Clear-Bible / macula-hebrew

Syntax trees, morphology, and linguistic annotations for the Hebrew Bible
Other
32 stars 9 forks source link

Gloss upon gloss #41

Open jonathanrobie opened 2 years ago

jonathanrobie commented 2 years ago

We have several sources of glosses, and they have different advantages and purposes. We need simple attribute names that support the glosses we are using:

Obviously, glosses in other languages may also become a factor.

I don't particularly like attribute names like cherith-english in the following:

<Node xmlns:xi="http://www.w3.org/2001/XInclude" Cat="noun" morphId="130020160092" Unicode="עֲשָׂה־אֵ֖ל" nodeId="1300201600920010" StrongNumberX="6214" Greek="ασαηλ">
  <c cherith-english="Asahel" cherith-chinese="亚撒黑" marble-sense="עֲשָׂהאֵל:003001007:Names of People:Asahel|שָׁלֹשׁ:002001001042:Quantity;002001003009:Frequency:three">
    <m word="1CH 2:16!9" n="130020160092" morph="Np" lang="H" lemma="6214+" after="־" pos="noun" type="proper">עֲשָׂה</m>
    <m word="1CH 2:16!10" n="130020160101" lang="H" after=" " lemma="6214" morph="Np" pos="noun" type="proper">אֵ֖ל</m>
  </c>
</Node>

So we need a naming convention that gives us flexibility while keeping this simple. I don't think we need the attribute name to attribute the source, we can do that in documentation and copyright / license statements.

Any suggestions?

jonathanrobie commented 2 years ago

One traditional answer to this would be to use namespaces, e.g.
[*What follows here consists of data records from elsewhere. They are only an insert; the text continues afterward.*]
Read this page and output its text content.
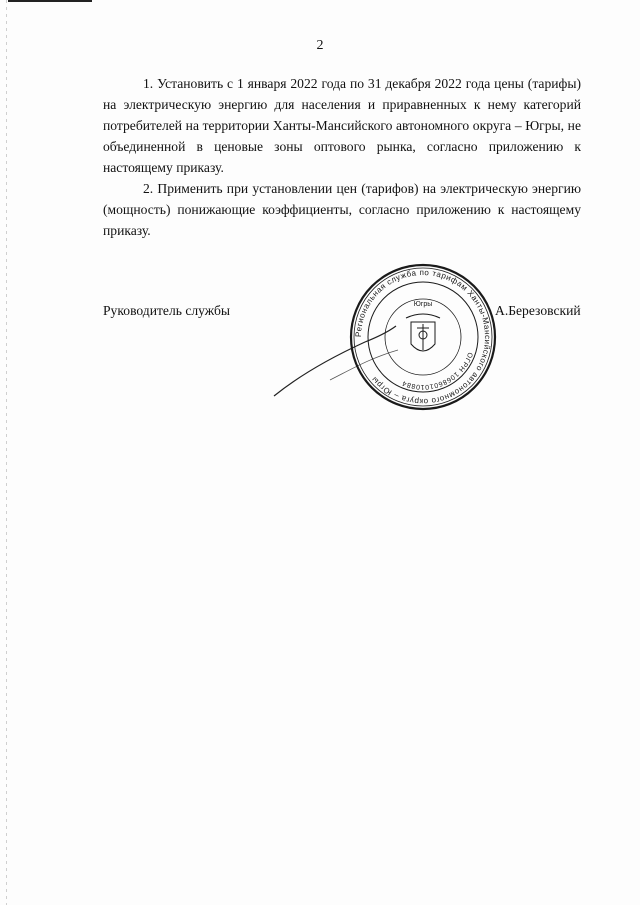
2

1. Установить с 1 января 2022 года по 31 декабря 2022 года цены (тарифы) на электрическую энергию для населения и приравненных к нему категорий потребителей на территории Ханты-Мансийского автономного округа – Югры, не объединенной в ценовые зоны оптового рынка, согласно приложению к настоящему приказу.

2. Применить при установлении цен (тарифов) на электрическую энергию (мощность) понижающие коэффициенты, согласно приложению к настоящему приказу.

Руководитель службы
Региональная служба по тарифам Ханты-Мансийского автономного округа – Югры
ОГРН 1068601010884
Югры	А.Березовский
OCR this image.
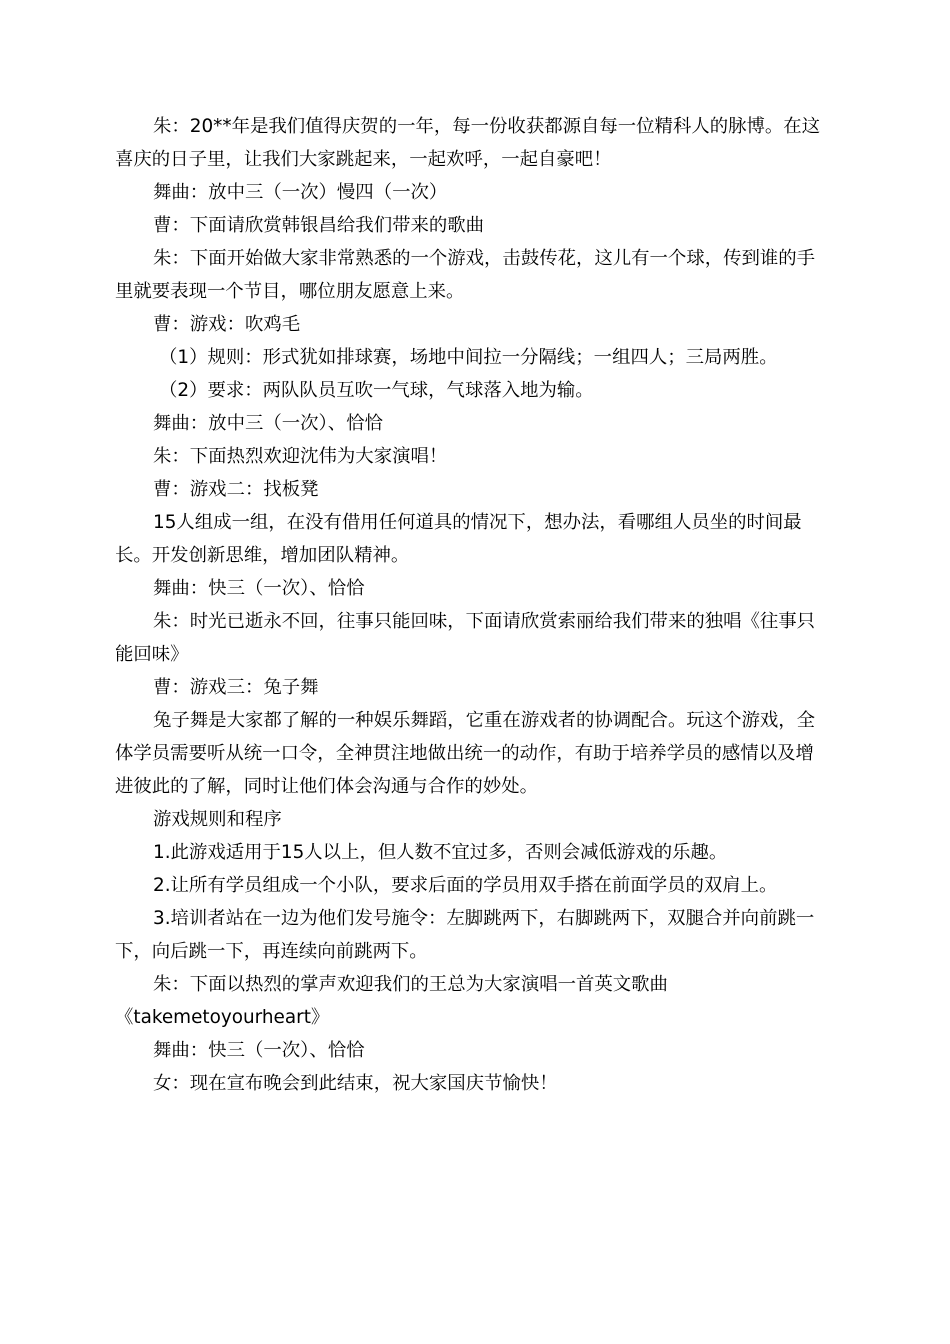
朱：20**年是我们值得庆贺的一年，每一份收获都源自每一位精科人的脉博。在这喜庆的日子里，让我们大家跳起来，一起欢呼，一起自豪吧！

舞曲：放中三（一次）慢四（一次）

曹：下面请欣赏韩银昌给我们带来的歌曲

朱：下面开始做大家非常熟悉的一个游戏，击鼓传花，这儿有一个球，传到谁的手里就要表现一个节目，哪位朋友愿意上来。

曹：游戏：吹鸡毛

（1）规则：形式犹如排球赛，场地中间拉一分隔线；一组四人；三局两胜。

（2）要求：两队队员互吹一气球，气球落入地为输。

舞曲：放中三（一次）、恰恰

朱：下面热烈欢迎沈伟为大家演唱！

曹：游戏二：找板凳

15人组成一组，在没有借用任何道具的情况下，想办法，看哪组人员坐的时间最长。开发创新思维，增加团队精神。

舞曲：快三（一次）、恰恰

朱：时光已逝永不回，往事只能回味，下面请欣赏索丽给我们带来的独唱《往事只能回味》

曹：游戏三：兔子舞

兔子舞是大家都了解的一种娱乐舞蹈，它重在游戏者的协调配合。玩这个游戏，全体学员需要听从统一口令，全神贯注地做出统一的动作，有助于培养学员的感情以及增进彼此的了解，同时让他们体会沟通与合作的妙处。

游戏规则和程序

1.此游戏适用于15人以上，但人数不宜过多，否则会减低游戏的乐趣。

2.让所有学员组成一个小队，要求后面的学员用双手搭在前面学员的双肩上。

3.培训者站在一边为他们发号施令：左脚跳两下，右脚跳两下，双腿合并向前跳一下，向后跳一下，再连续向前跳两下。

朱：下面以热烈的掌声欢迎我们的王总为大家演唱一首英文歌曲

《takemetoyourheart》

舞曲：快三（一次）、恰恰

女：现在宣布晚会到此结束，祝大家国庆节愉快！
<c c:english="Asahel"  c:mandarin="亚撒黑" sil:english="Asahel" />

Should we bite the bullet and use namespaces? So far, we don't do this for anything else, and it does add complexity, e.g. people's path expressions may not match for reasons they do not understand.

jonathanrobie commented 2 years ago

If we don't use namespaces, and have a small number of glosses, we can handle it using carefully chosen names. Less clean, but less confusing for some programmers:

<c english="Asahel"  mandarin="亚撒黑" sil="Asahel" sdbh="....."/>
jonathanrobie commented 2 years ago

Berean glosses could be identified as berean="...". For the GNT, we have been using them as a primary gloss. Should we allow ourselves to say gloss="...."?